In the function of reliability analysis of SPSS software, the coefficient value was labelled the ‘corrected item-total correlation’, in accordance with DeVellis (2003)'s suggestions . The corrected item-total correlation correlates the item being evaluated with the other scale items and clearly showed the relationship between each individual item and the others. The standard used for item-total correlation in the study was 0.3. Netemeyer, Bearden, et al. (2003) also supported Cronbach's assertion that a value of α higher than 0.7 shows a high level of correlation, while a value of between 0.7 to 0.3 shows an average level of correlation, with lower than 0.3 being seen as a poor level of correlation that can influence the inter-consistency of items.
This study followed the suggestions of Netemeyer, Bearden, et al. (2003) and identified items' corrected item correlation value using Cronbach's α values.
All of items in the study’s questionnaire all measure the same thing and all had an α value of higher than 0.35, making them appropriate for the questionnaire (see Appendix D-4 for full results).
Factor Analysis
Factor analysis is a common technique of testing or evaluating the relationship between relative factors or individual items, and many researchers use factor analysis to estimate items’ ability of explanation (DeVellis, 2003). Factor loading produces an objective view of appropriateness of items when compared to merely judging items based on their total score amounts, especially when considered that the questionnaire comprised of a psychology test consisting of a series of questions with many different components or factors behind them, and that while there is some correlation between different factors, different factors influence each item in different ways. The study employed factor analysis to evaluate the relationship between each items and relative factors.
Two common methods of factor analysis are ‘Principal Component Analysis’
and ‘Principal Factor Analysis’. According to Howitt and Cramer (2007), the most basic sort of factor analysis is the principal components method. This is a mathematically-based technique with the following characteristics: (a) the factors extracted in order of magnitude from the largest to smallest in terms of the amount of variance explained by the factor (factors, as variables, have a certain amount of variance associated with them); (b) each of the factors displayed the maximum amount of variance (Howitt and Cramer, 2007: 331).
There are two advantages to conducting a factor analysis. Firstly, factor loading categorises the varied service items into several major factors, assisting in easy classification of the items; secondly, the classification system developed via factor loading can be used to eliminate items that prove inconsistent with all of the factors (unless the item is considered important enough to become a single-item factor). This second aspect of factor loading was utilised in this study to assess the consistency of items.

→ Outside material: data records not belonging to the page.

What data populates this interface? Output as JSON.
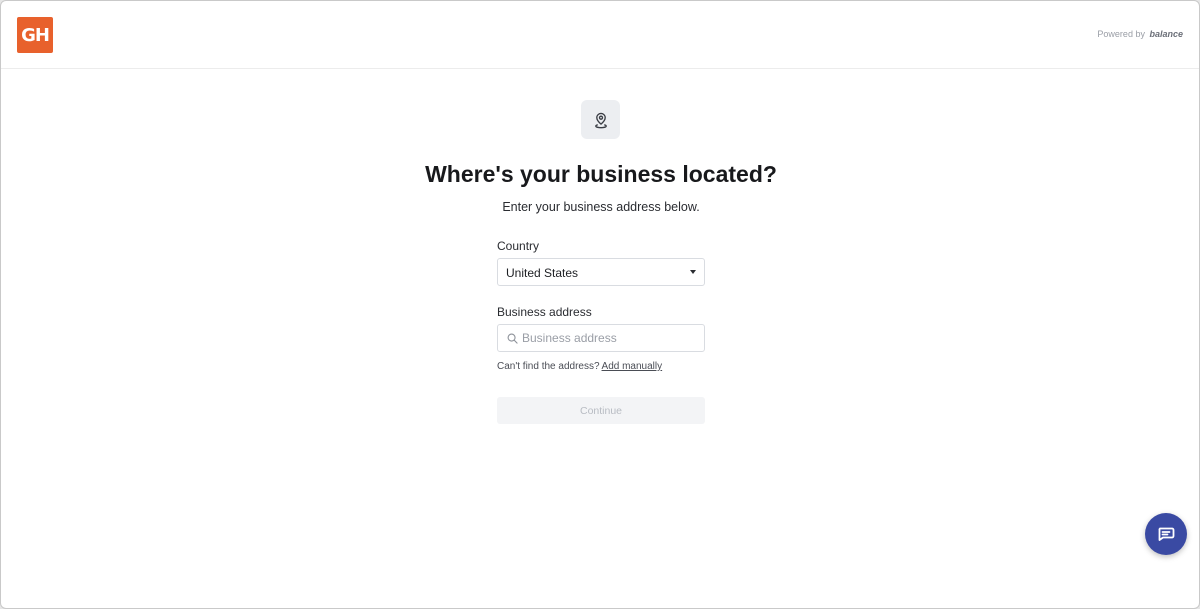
{
  "header": {
    "logo_text": "GH",
    "powered_by": "Powered by",
    "powered_brand": "balance",
    "logo_color": "#e8612c"
  },
  "main": {
    "icon": "location-pin-icon",
    "title": "Where's your business located?",
    "subtitle": "Enter your business address below."
  },
  "form": {
    "country": {
      "label": "Country",
      "selected": "United States"
    },
    "address": {
      "label": "Business address",
      "placeholder": "Business address",
      "value": ""
    },
    "helper_text": "Can't find the address?",
    "add_manually": "Add manually",
    "continue_label": "Continue"
  },
  "chat_widget": {
    "icon": "chat-icon",
    "color": "#3a4aa3"
  }
}
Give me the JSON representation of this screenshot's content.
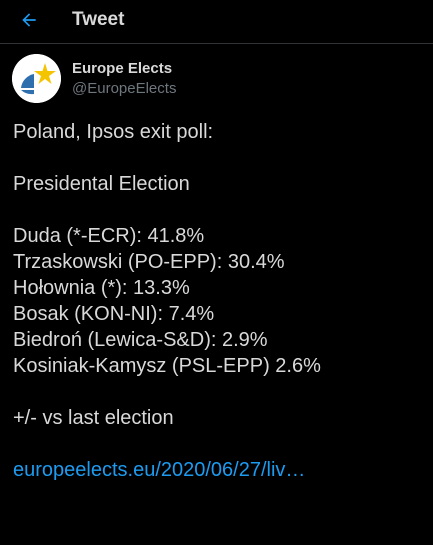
{
  "header": {
    "title": "Tweet",
    "back_icon": "arrow-left-icon",
    "accent_color": "#1d9bf0"
  },
  "author": {
    "display_name": "Europe Elects",
    "handle": "@EuropeElects",
    "avatar_icon": "europe-elects-logo"
  },
  "tweet": {
    "intro": "Poland, Ipsos exit poll:",
    "subtitle": "Presidental Election",
    "results": [
      "Duda (*-ECR): 41.8%",
      "Trzaskowski (PO-EPP): 30.4%",
      "Hołownia (*): 13.3%",
      "Bosak (KON-NI): 7.4%",
      "Biedroń (Lewica-S&D): 2.9%",
      "Kosiniak-Kamysz (PSL-EPP) 2.6%"
    ],
    "note": "+/- vs last election",
    "link_text": "europeelects.eu/2020/06/27/liv…"
  }
}
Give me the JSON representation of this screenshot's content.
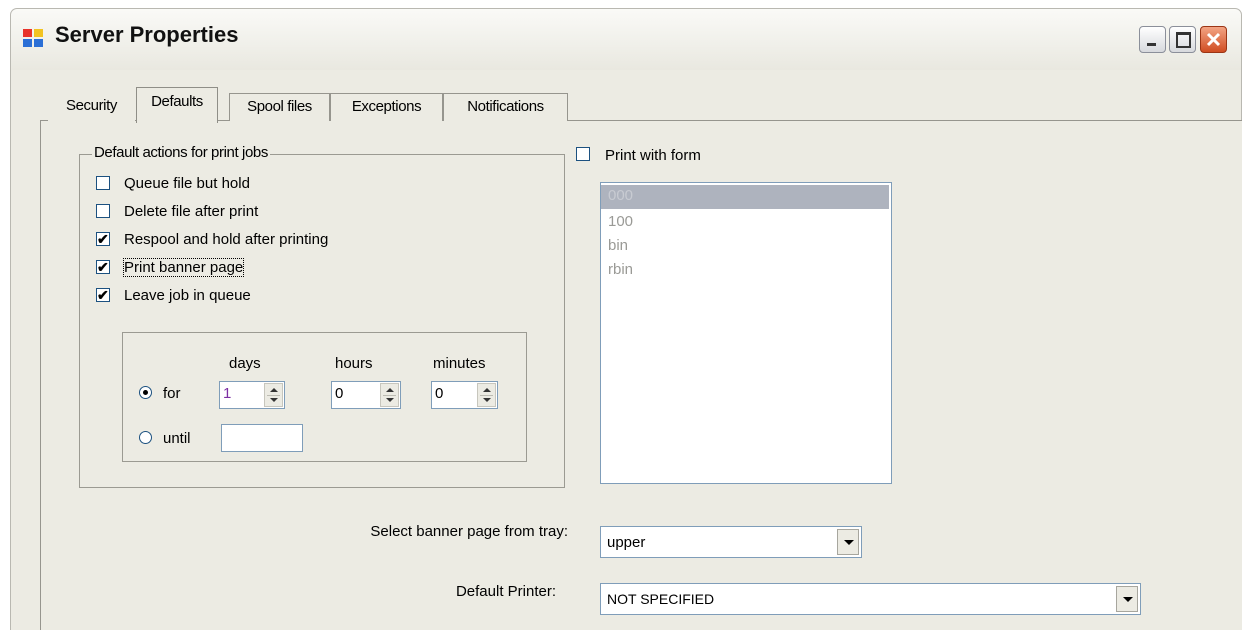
{
  "window": {
    "title": "Server Properties"
  },
  "tabs": [
    {
      "label": "Security"
    },
    {
      "label": "Defaults"
    },
    {
      "label": "Spool files"
    },
    {
      "label": "Exceptions"
    },
    {
      "label": "Notifications"
    }
  ],
  "default_actions": {
    "title": "Default actions for print jobs",
    "options": [
      {
        "label": "Queue file but hold",
        "checked": false
      },
      {
        "label": "Delete file after print",
        "checked": false
      },
      {
        "label": "Respool and hold after printing",
        "checked": true
      },
      {
        "label": "Print banner page",
        "checked": true
      },
      {
        "label": "Leave job in queue",
        "checked": true
      }
    ]
  },
  "retention": {
    "days_label": "days",
    "hours_label": "hours",
    "minutes_label": "minutes",
    "for_label": "for",
    "until_label": "until",
    "days_value": "1",
    "hours_value": "0",
    "minutes_value": "0",
    "until_value": ""
  },
  "print_with_form": {
    "label": "Print with form",
    "checked": false,
    "forms": [
      "000",
      "100",
      "bin",
      "rbin"
    ]
  },
  "banner_tray": {
    "label": "Select banner page from tray:",
    "value": "upper"
  },
  "default_printer": {
    "label": "Default Printer:",
    "value": "NOT SPECIFIED"
  }
}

Consequence, the study used ‘Principal Component Analysis’ as the extraction method to estimate the loading in all enquiries. If the value lower than 0.3 would be identified as inappropriate question. In this study, all questions have qualified value of being an appropriate question (see Appendix D-5). In addition, ‘Principal Component Analysis’ and ‘Varimax with Kaiser Normalization’ as the extraction method and rotation method to identified 6 factors in this study. These factors were “participant characteristics”, “venue service”, “subsidiary service”, “game affair service”, “medical, sanitation and disability service” and “social and educated service” which named by the it’s characteristic (see Appendix D-6).